Friday, December 05, 2008

Hitting the Earth with a Thud

"Stand with your hands over your heart and look across the room to one of your friends," said Jane, one of my fellow yoga teacher trainees. She had arranged us, her peers, in a horseshoe shape around the edge of the studio. Typically, we're looking at the back of each other's hairdos; the most intimate moment we're going experience is our head coming a little too close to our neighbor's personal area in a wide-legged forward bend.

I looked across the oak floor and was delighted to meet the eyes of one of my favorite yoga friends. It was so out of the ordinary to experience full-frontal eye contact in class! I held his blue gaze and grinned.

"Keep looking at your friend as you fold forward and bow to them," said Jane.

I looked, and looked, and bowed. I bowed to what I had learned of this person over the past two years of teacher training. I bowed to his light, his heart, his sadness, his beauty.

Jane led us into exalted warrior pose. This involves a deep lunge and a decent backbend, with one hand pointing to the sky and the chest opening in triumph. I love this pose. I'm still not very good at it. I think I must look only somewhat exalted in the pose, like a maybe just an ambivalent warrior who aspires to someday be exalted. But today it was fine that I still can't bend back very far. This wasn't my pose anyway.

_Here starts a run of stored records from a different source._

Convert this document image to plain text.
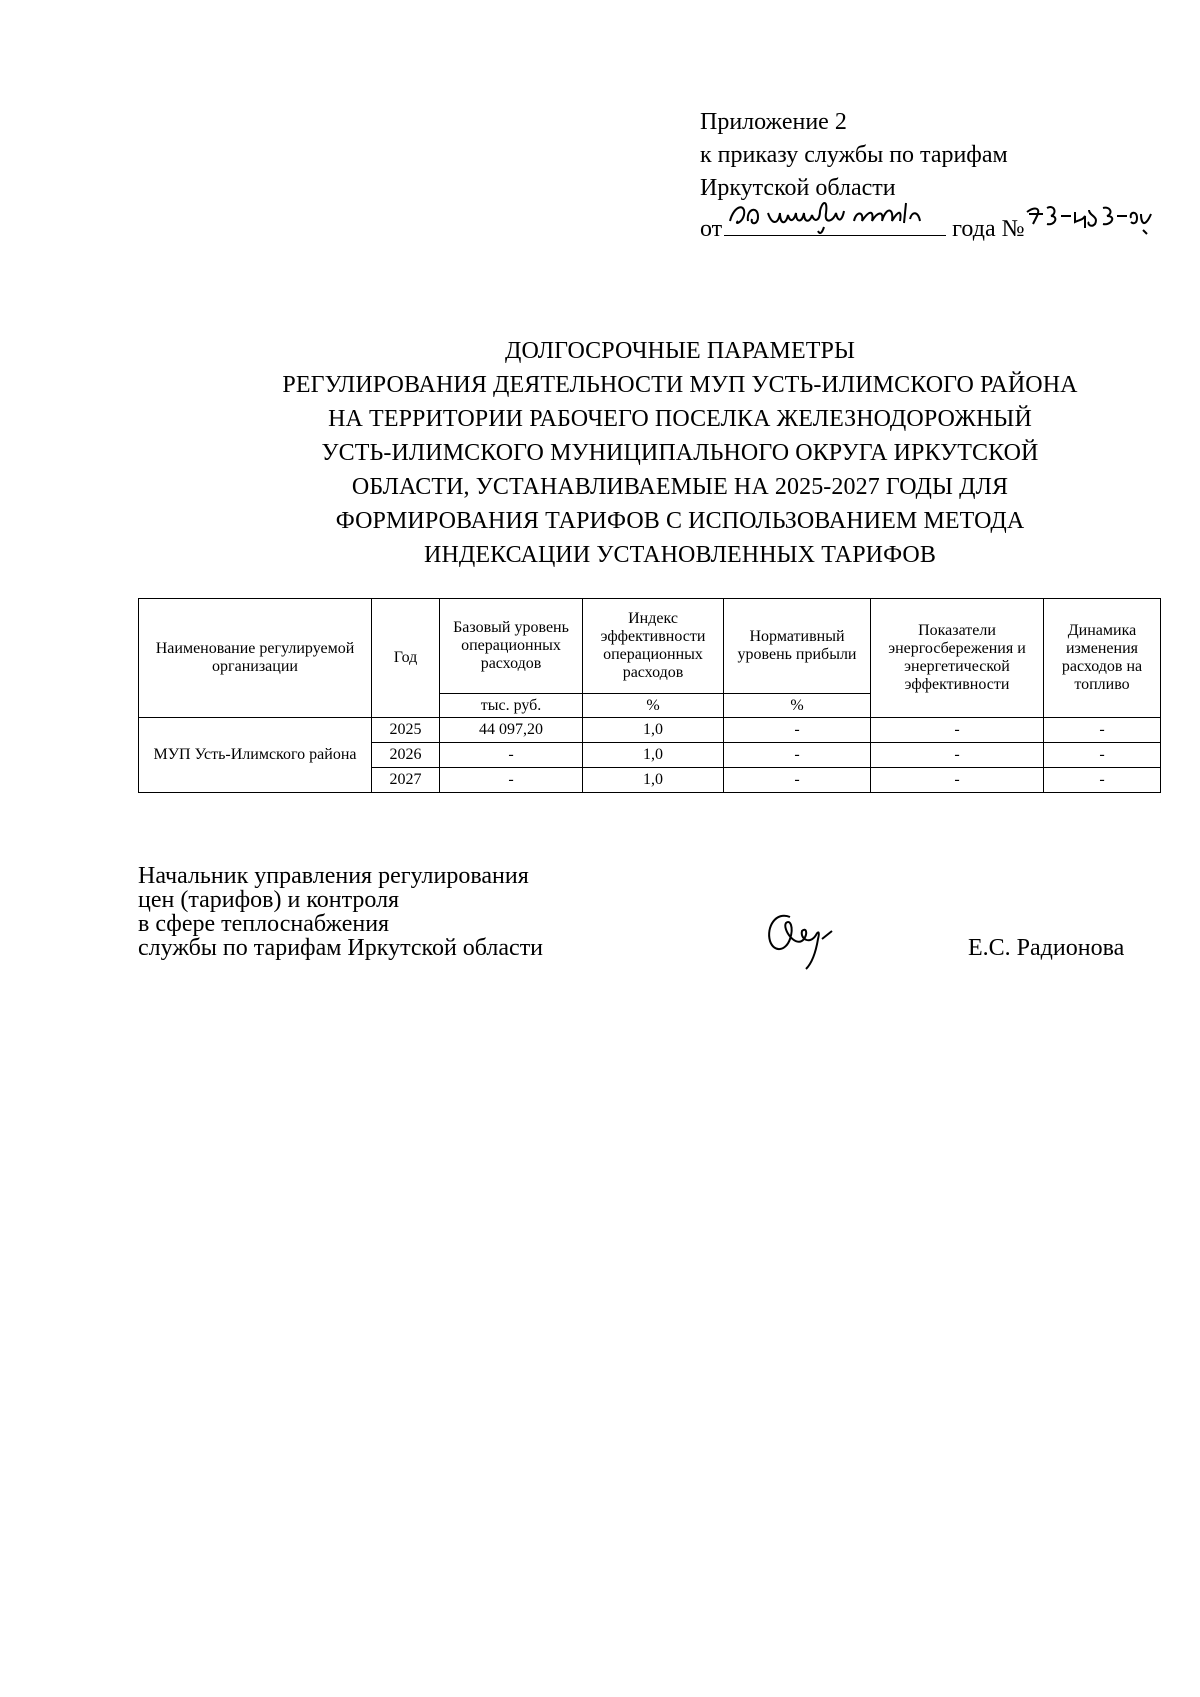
Приложение 2
к приказу службы по тарифам
Иркутской области
от	года №
ДОЛГОСРОЧНЫЕ ПАРАМЕТРЫ
РЕГУЛИРОВАНИЯ ДЕЯТЕЛЬНОСТИ МУП УСТЬ-ИЛИМСКОГО РАЙОНА
НА ТЕРРИТОРИИ РАБОЧЕГО ПОСЕЛКА ЖЕЛЕЗНОДОРОЖНЫЙ
УСТЬ-ИЛИМСКОГО МУНИЦИПАЛЬНОГО ОКРУГА ИРКУТСКОЙ
ОБЛАСТИ, УСТАНАВЛИВАЕМЫЕ НА 2025-2027 ГОДЫ ДЛЯ
ФОРМИРОВАНИЯ ТАРИФОВ С ИСПОЛЬЗОВАНИЕМ МЕТОДА
ИНДЕКСАЦИИ УСТАНОВЛЕННЫХ ТАРИФОВ
Наименование регулируемой организации	Год	Базовый уровень операционных расходов	Индекс эффективности операционных расходов	Нормативный уровень прибыли	Показатели энергосбережения и энергетической эффективности	Динамика изменения расходов на топливо
		тыс. руб.	%	%		
МУП Усть-Илимского района	2025	44 097,20	1,0	-	-	-
	2026	-	1,0	-	-	-
	2027	-	1,0	-	-	-
Начальник управления регулирования
цен (тарифов) и контроля
в сфере теплоснабжения
службы по тарифам Иркутской области	Е.С. Радионова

"Give this pose to your friend," Jane said. "Shine your heart out across the room."

I pictured my friend's typical exalted warrior: major backbend, heart looking at the sky, nose pointing at the wall behind him. Well, I thought, maybe this will be like a my-heart-to-his-diaphragm energy shine, but here goes. Zap.

The room had gotten very quiet. I heard the breath of the women on either side of me. Jane led us into Warrior II. This is another deep lunge with the arms streaming out in front of and behind your body. I like doing this pose with my front palm up, like I'm offering something out to a little bird that may come land on me. Today I offered my effort to stay in the pose to my friend.

This was great stuff. Not only was there all kinds of good, clean energy zapping all over the room, but I was most definitely not thinking about myself and my little worries. I wasn't even thinking that much about my usual irritations and pleasures in the poses. I was just giving it all up to my compatriot in reverence.

What a new and unusual way to relate to another person! I'm used to other kinds of bowing. I know the worshipping kind, the "I'm not worthy" kind, and the "please love me" kind. Here, there was no psychological drama. Just hi, I'm bowing to you because you're wonderful.

Later, as I stepped in through the side door of my house, the first thing I laid eyes on was my daughter sitting naked on the toilet. Bathroom door open, lights blazing, big grin on her face.

"Hi, Mommy!" she said brightly. "I'm going poo! Can you wipe my butt?"

Reverence. Yes.

I stepped into the bathroom and reached for a Wet Wipe.